The administrative law judge's order of dismissal was affirmed pursuant to Section 725.305 based on claimant's failure to file an application for benefits. Although Section 725.305 provides no time period in which the Department of Labor must process a claim, it does contain a mandatory requirement on claimant to respond to the request for an application within six months. This claim had not been perfected and therefore could not be processed. Price v. Director, OWCP, 11 BLR 1-124 1988).

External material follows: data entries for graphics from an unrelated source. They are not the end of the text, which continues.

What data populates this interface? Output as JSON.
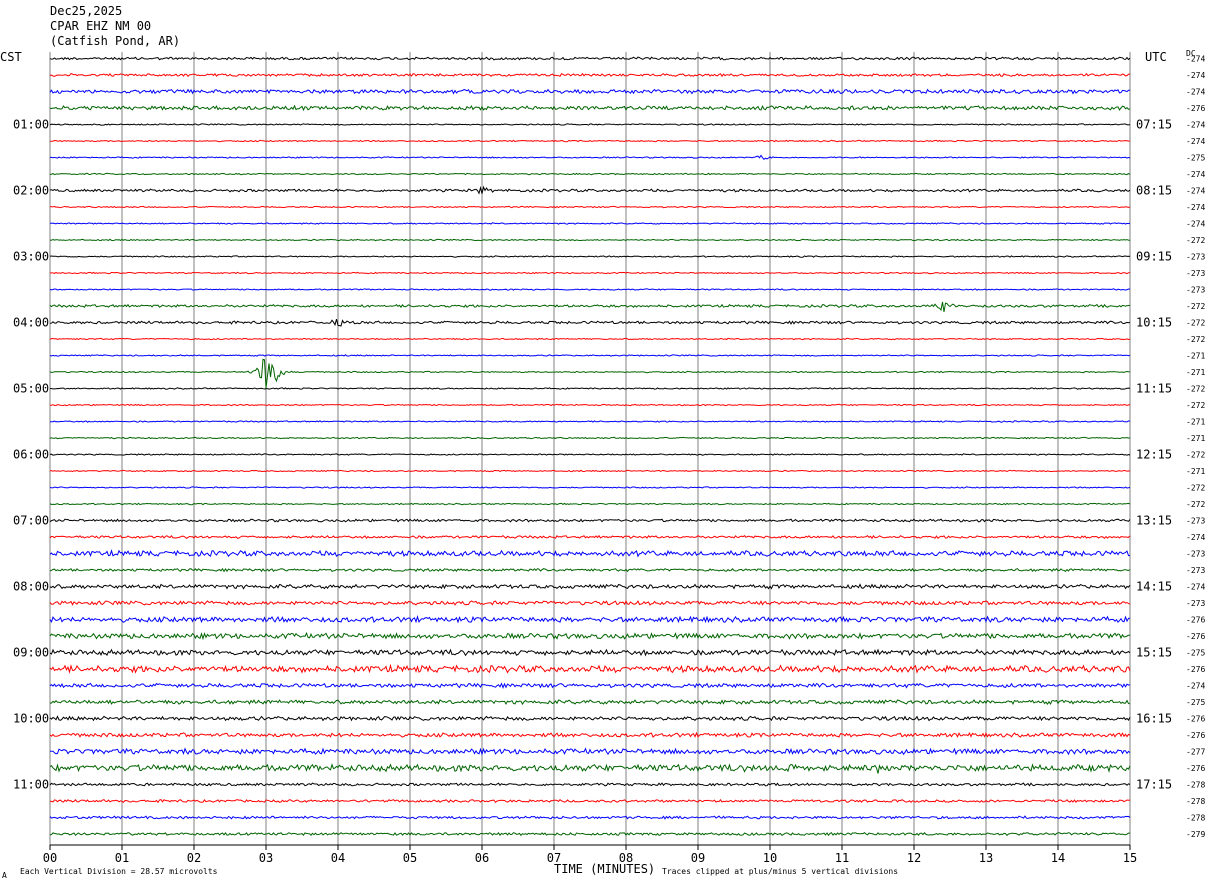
{
  "header": {
    "date": "Dec25,2025",
    "station": "CPAR EHZ NM 00",
    "location": "(Catfish Pond, AR)"
  },
  "left_axis_label": "CST",
  "right_axis_label": "UTC",
  "dc_label": "DC",
  "footer": {
    "division": "Each Vertical Division =   28.57 microvolts",
    "xlabel": "TIME (MINUTES)",
    "clip": "Traces clipped at plus/minus 5 vertical divisions",
    "corner": "A"
  },
  "colors": {
    "black": "#000000",
    "red": "#ff0000",
    "blue": "#0000ff",
    "green": "#006400",
    "grid": "#808080"
  },
  "chart_data": {
    "type": "line",
    "title": "",
    "xlabel": "TIME (MINUTES)",
    "xlim": [
      0,
      15
    ],
    "x_ticks": [
      "00",
      "01",
      "02",
      "03",
      "04",
      "05",
      "06",
      "07",
      "08",
      "09",
      "10",
      "11",
      "12",
      "13",
      "14",
      "15"
    ],
    "cst_hour_labels": [
      "01:00",
      "02:00",
      "03:00",
      "04:00",
      "05:00",
      "06:00",
      "07:00",
      "08:00",
      "09:00",
      "10:00",
      "11:00"
    ],
    "utc_hour_labels": [
      "07:15",
      "08:15",
      "09:15",
      "10:15",
      "11:15",
      "12:15",
      "13:15",
      "14:15",
      "15:15",
      "16:15",
      "17:15"
    ],
    "trace_color_cycle": [
      "black",
      "red",
      "blue",
      "green"
    ],
    "dc_offsets": [
      -274,
      -274,
      -274,
      -276,
      -274,
      -274,
      -275,
      -274,
      -274,
      -274,
      -274,
      -272,
      -273,
      -273,
      -273,
      -272,
      -272,
      -272,
      -271,
      -271,
      -272,
      -272,
      -271,
      -271,
      -272,
      -271,
      -272,
      -272,
      -273,
      -274,
      -273,
      -273,
      -274,
      -273,
      -276,
      -276,
      -275,
      -276,
      -274,
      -275,
      -276,
      -276,
      -277,
      -276,
      -278,
      -278,
      -278,
      -279
    ],
    "trace_noise_level": [
      2,
      2,
      3,
      3,
      1,
      1,
      1,
      1,
      2,
      1,
      1,
      1,
      1,
      1,
      1,
      2,
      2,
      1,
      1,
      1,
      1,
      1,
      1,
      1,
      1,
      1,
      1,
      1,
      2,
      2,
      4,
      2,
      3,
      3,
      4,
      4,
      4,
      5,
      3,
      3,
      3,
      3,
      4,
      5,
      2,
      2,
      2,
      2
    ],
    "events": [
      {
        "trace": 8,
        "minute": 6.0,
        "amplitude": 6
      },
      {
        "trace": 15,
        "minute": 12.4,
        "amplitude": 8
      },
      {
        "trace": 16,
        "minute": 4.0,
        "amplitude": 4
      },
      {
        "trace": 19,
        "minute": 3.0,
        "amplitude": 30
      },
      {
        "trace": 19,
        "minute": 3.1,
        "amplitude": 18
      },
      {
        "trace": 6,
        "minute": 9.9,
        "amplitude": 4
      },
      {
        "trace": 43,
        "minute": 11.5,
        "amplitude": 6
      },
      {
        "trace": 43,
        "minute": 10.3,
        "amplitude": 5
      }
    ],
    "grid": true
  }
}
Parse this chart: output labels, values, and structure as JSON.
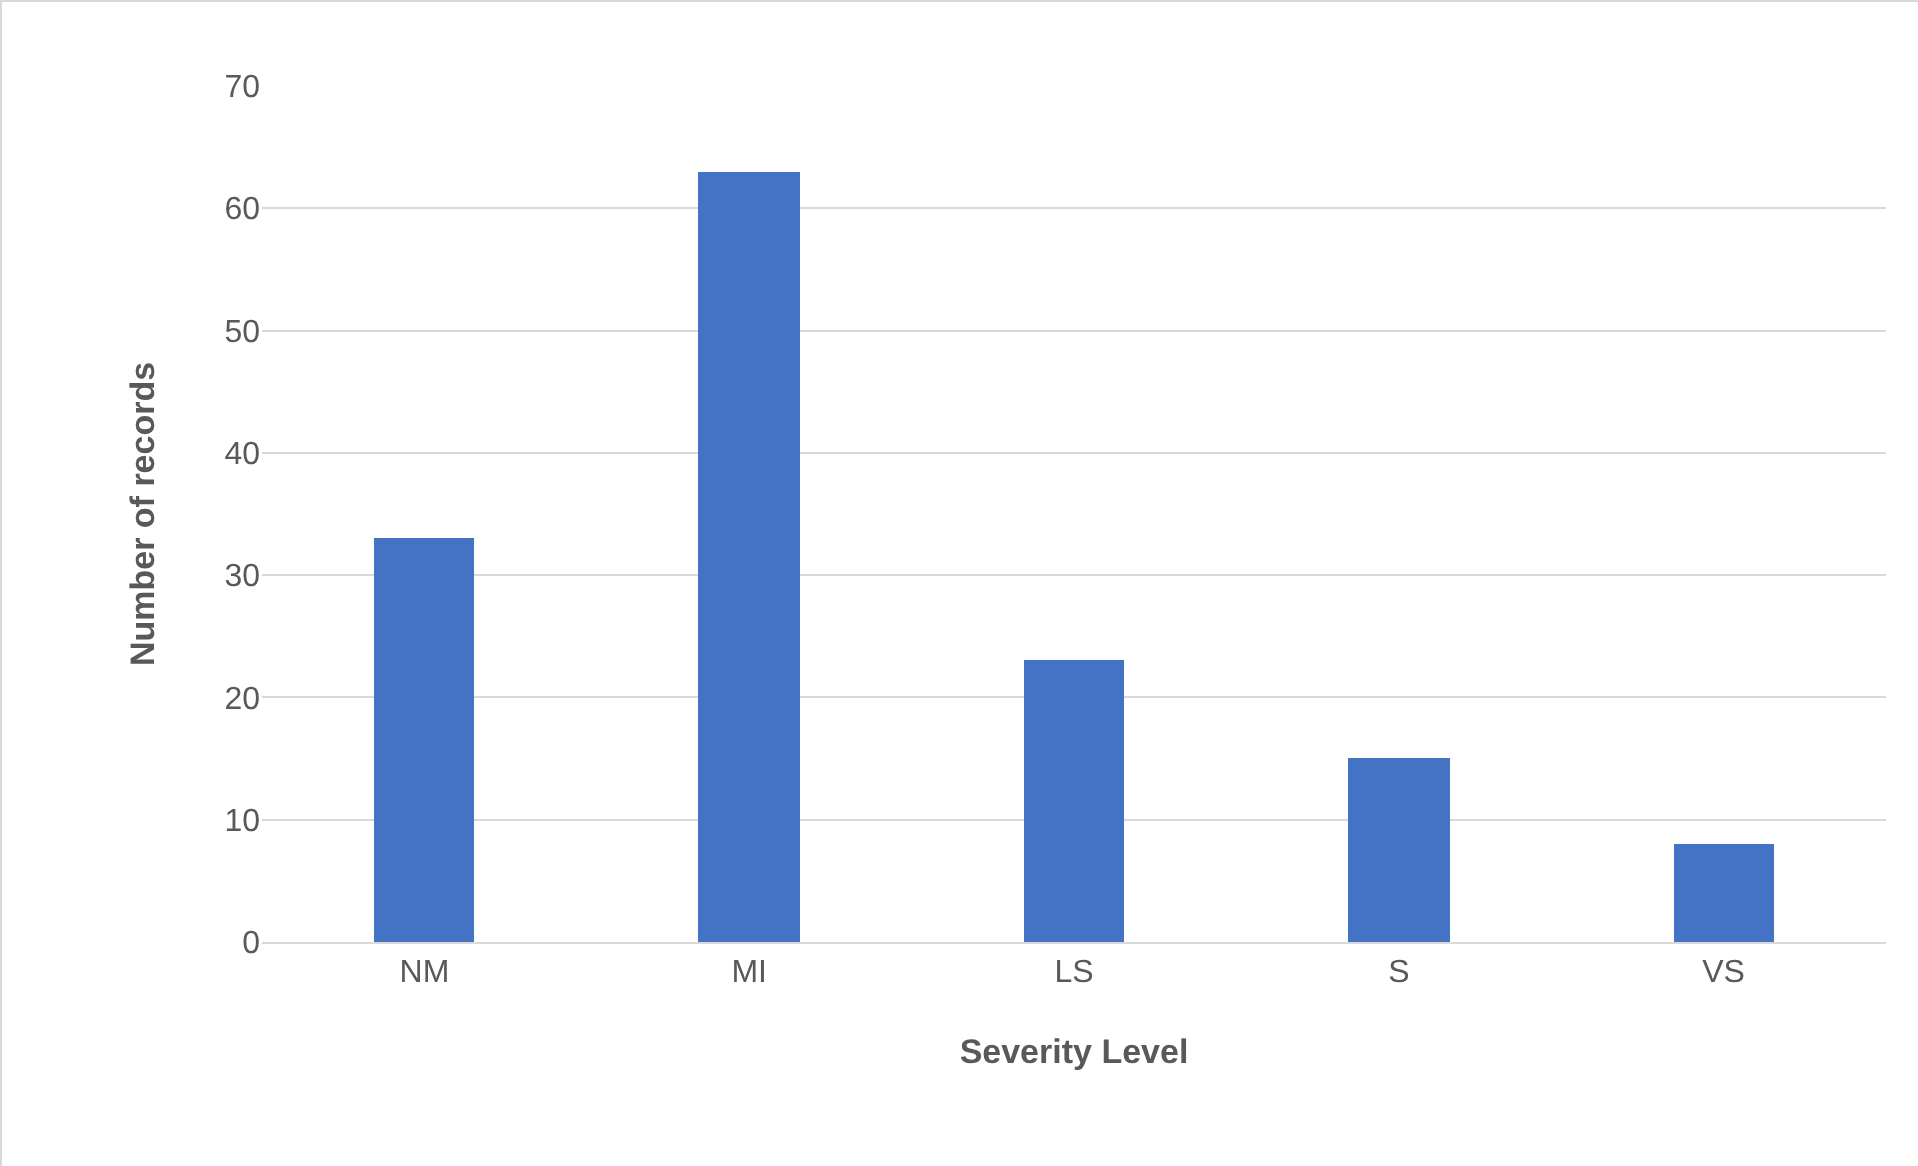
{
  "chart_data": {
    "type": "bar",
    "xlabel": "Severity Level",
    "ylabel": "Number of records",
    "categories": [
      "NM",
      "MI",
      "LS",
      "S",
      "VS"
    ],
    "values": [
      33,
      63,
      23,
      15,
      8
    ],
    "color": "#4472c4",
    "ylim": [
      0,
      70
    ],
    "yticks": [
      0,
      10,
      20,
      30,
      40,
      50,
      60,
      70
    ],
    "grid": "y"
  }
}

The Board strictly construes Section 725.301(d) in affirming the administrative law judge's finding that a survivor's claim filed by the widow's estate after her death was barred because it was not filed during her lifetime and she had never indicated an intent to file a claim in writing prior to her death. Bianco v. Director, OWCP, 12 BLR 1-94 (1989).
The Board held that the provisions at Section 725.306 are applicable only up until such time as a decision on the merits, issued by an adjudication officer, becomes effective. Clevenger v. Mary Helen Coal Co., 22 BLR 1-193 (Aug. 30, 2002)(en banc); Lester v. Peabody Coal Co., 22 BLR 1-183 (Sept. 9, 2002)(en banc).
The Board held that the administrative law judge reasonably considered claimant’s best interests in deciding to grant claimant’s request for withdrawal of his claim pursuant to 20 C.F.R. §725.306. The Board rejected employer’s assertion that the administrative law judge erred by failing to consider whether withdrawal is in employer’s best interests. The regulation does not require that employer’s interests be considered. 20 C.F.R. §725.306. Moreover, employer had not shown a clear and specific basis for denial of claimant’s request for withdrawal. Bailey v. Dominion Coal Corp., 23 BLR 1-85 (Dec. 29, 2005).
The Board affirmed the administrative law judge’s decision not to rule on employer’s request to order automatic inclusion of the evidence already developed, into the record of any future claim, because once withdrawal of the claim is granted, the claim is considered not to have been filed, 20 C.F.R. §725.306(b), and there is no further issue present. The Board declined to address employer’s request to order automatic inclusion of the evidence already developed, and stated that if claimant files a future claim, any required evidentiary rulings will be made by the adjudicating officer assigned to that case. Bailey v. Dominion Coal Corp., 23 BLR 1-85 (Dec. 29, 2005).
The Board held that the administrative law judge erred in concluding that claimant had not requested withdrawal of his petition for modification, deferring to the Director’s interpretation of the regulations to allow for the withdrawal of a petition for modification in the same manner as a claimant is permitted to withdraw a claim under 20 C.F.R. §725.306. Citing Clevenger v. Mary Helen Coal Co., 22 BLR 1-193 (2002) (en banc), the Board agreed that, contrary to the administrative law judge’s finding, the district director acted appropriately in allowing claimant to withdraw his modification request as there “had not been a decision on the merits issued by an adjudication officer” that was effective prior to the date of claimant’s letter advising that he did not wish to pursue modification. The Board held that claimant’s withdrawn modification request was to be treated in the same manner as a withdrawn claim and was considered as never having been filed. W.C. v. Whitaker Coal Corp., BLR (Apr. 30, 2008).